Most faithful Protestants I know will not enter a major endeavor without praying on it and waiting for what they call 'guidance' from God. I doubt you will find a Baptist or Methodist running for public office in this counry who doesn't believe they have God's approval. Likewise, this counry has, throughout its entire history, been governed by people of strong faith -and of varying political ideology- who believed they were doing "God's Work". If that is a disqualifier then I suppose about half of our Presidents should never have been elected.

"The quotation in my original posting struck me as Angle's opposition to a secular government providing welfare or social services directly, not a government giving taxpayer dollars to private faith-based organizations that provide welfare or social services."

OK, but where does she advocate for giving taxpayer dollars to faith-based organizgtions? Her campaign site doesn't say anything abou that (I also noticed a complete lack of anything about reinstating alcohol prohibition). I'm not denying that she could support such things, but just because you know some fundy Christians who think that is a proper role of government doesn't make it her stance. I know plenty of very fundamentalist Christians who have major problems with government money getting mixed together with church money (though not so much with the school voucher system you mentioned, but that is somewhat of a different, or at least more complex, issue). In fact, an awful lot of the Glenn Beck types see government funded faith based initiatives as a potential attempt by government to gain leverage and influence on church communities, and as such they are militantly against it. How do you know Sharon Angle isn't one of those types?

"what I do fear is the growing ascendance among conservatism of the kooks like Angle and Palin, and the willingness of rational conservatives to tolerate such kooks and even acquiesce in their driving the conservative movement."

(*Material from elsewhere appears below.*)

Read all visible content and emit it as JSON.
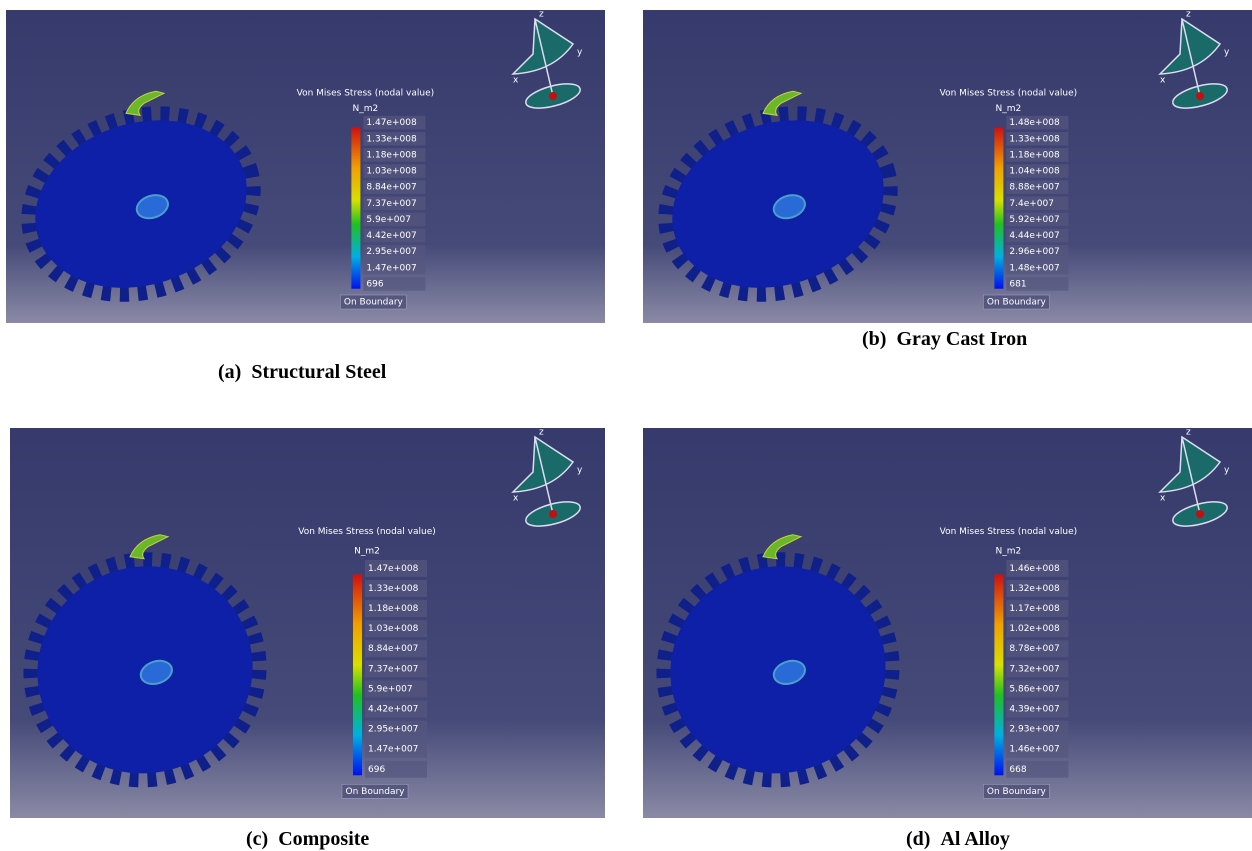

Feel free to point out alternatives. I'm not crazy about Angle, but if the decision is between her and the party of "the federal government can do most anything in this country" do you realy think I am being irrational by supporting her over Reid? As a libertarian, I long ago conceded the fact that my "perfect" candidate would never stand a chance in hell of being elected to high office in this country, so I am always looking at candidates in terms of representing the lesser of various evils. And to that effect, wanting to keep gays from getting married is, objectively speaking, less evil than wanting to extend heretofore unheard of powers to the federal government to force individuals to buy things from the private sector, under threat of imprisonment or death if they refuse.